Writing in the International Journal of Industrial Organization, they argue that because GPs can choose which drug to prescribe this could encourage greater use of narrow-spectrum drugs as well as aim to reduce testing time and costs. It could also potentially help manage the demand for antibiotics by adjusting the relative pricing of the drugs.
Co-author Prof Farasat Bokhari, previously of UEA’s School of Economics and now at Loughborough University, said: “Antibiotic resistance is an important issue and a priority for UK health policy. It’s possibly the next ticking time bomb in the healthcare system.
“In our analysis, the financial burden of the tax is not on the patients but rather on the GP practices who may be overprescribing in some cases. Our findings show that switching from broad to narrow-spectrum is possible via changes in relative prices brought about via taxation, but it has implications — in terms of the total cost to society.
“While the alternative tax regimes we consider differ in how much demand will shift, our estimates suggest that these policies can be highly effective in managing that demand.”
The researchers stress that such tax policies should not be implemented without allowing for exemptions based on the severity of the disease, which the physicians could certify. They also acknowledge that if decisions are time-critical and it is not an option to wait for a precise diagnostic test to know which narrow-spectrum antibiotic to prescribe, this may slow the switch from broad to narrow-spectrum.

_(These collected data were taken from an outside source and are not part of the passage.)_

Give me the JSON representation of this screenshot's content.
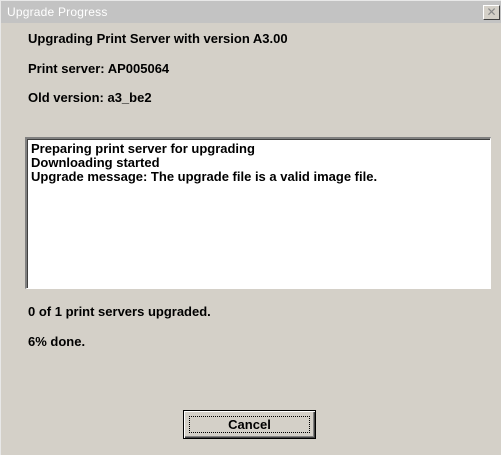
{
  "window": {
    "title": "Upgrade Progress",
    "close_glyph": "✕"
  },
  "info": {
    "heading": "Upgrading Print Server with version A3.00",
    "print_server": "Print server: AP005064",
    "old_version": "Old version: a3_be2"
  },
  "log": {
    "lines": [
      "Preparing print server for upgrading",
      "Downloading started",
      "Upgrade message: The upgrade file is a valid image file."
    ]
  },
  "status": {
    "servers_upgraded": "0 of 1 print servers upgraded.",
    "percent_done": "6% done.",
    "progress": 0.06
  },
  "buttons": {
    "cancel_label": "Cancel"
  },
  "colors": {
    "dialog_face": "#d4d0c8",
    "titlebar_inactive": "#c3c3c3",
    "title_text": "#ffffff",
    "log_background": "#ffffff"
  }
}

The study draws on 10 years of monthly sales data for antibiotics dispensed in UK pharmacies and uses economic models to assess substitution patterns between different antibiotics, together with the impact of prices, seasonality, spectrum, and other characteristics of a drug on its demand.
It looked at the impact of two types of taxes on different groups of drugs. Firstly, a percentage tax (5% or 20%) on all antibiotics, all broad-spectrum antibiotics, and specific broad-spectrum antibiotics known to contribute most to antibiotic resistance (co-amoxiclav, quinolones, and cephalosporins). Secondly, a fixed amount of tax per unit of the drug.
A 20% tax on all antibiotics reduces total antibiotic use by 12.7%. However, it only reduces the use of the most problematic broad-spectrum antibiotics by 29.4%. This tax results in a consumer welfare loss, that is, the difference between what an individual is willing to pay and what they actually pay, of £322 per 1000 people, which amounts to about £19.9 million a year in the UK.
However, if the same 20% tax is applied only to the broad-spectrum antibiotics that contribute most to antibiotic resistance, their use drops by 37.7%, and the overall antibiotic use drops by only 2.38% because most patients switch to narrow-spectrum drugs. This more targeted tax results in a smaller consumer welfare loss of £78.2 per 1000 people, or £4.8 million a year.
Lead author Dr Weijie Yan, at E.CA Economics, said: “The consumer welfare loss and overall welfare loss from taxing these antibiotics are significant, however they are relatively small compared to the predicted societal costs of antibiotic resistance in terms of deaths and economic losses.
“While our simulations show how much demand is shifted from broad to narrow-spectrum, and at what cost, it does not calculate the long-term benefits of switching to drugs with a lower AMR footprint.
“It is also clear that the estimated loss in welfare is much smaller than previous estimates of worldwide costs, and so it may be well worth considering such remedies to shift demand to narrow-spectrum drugs.”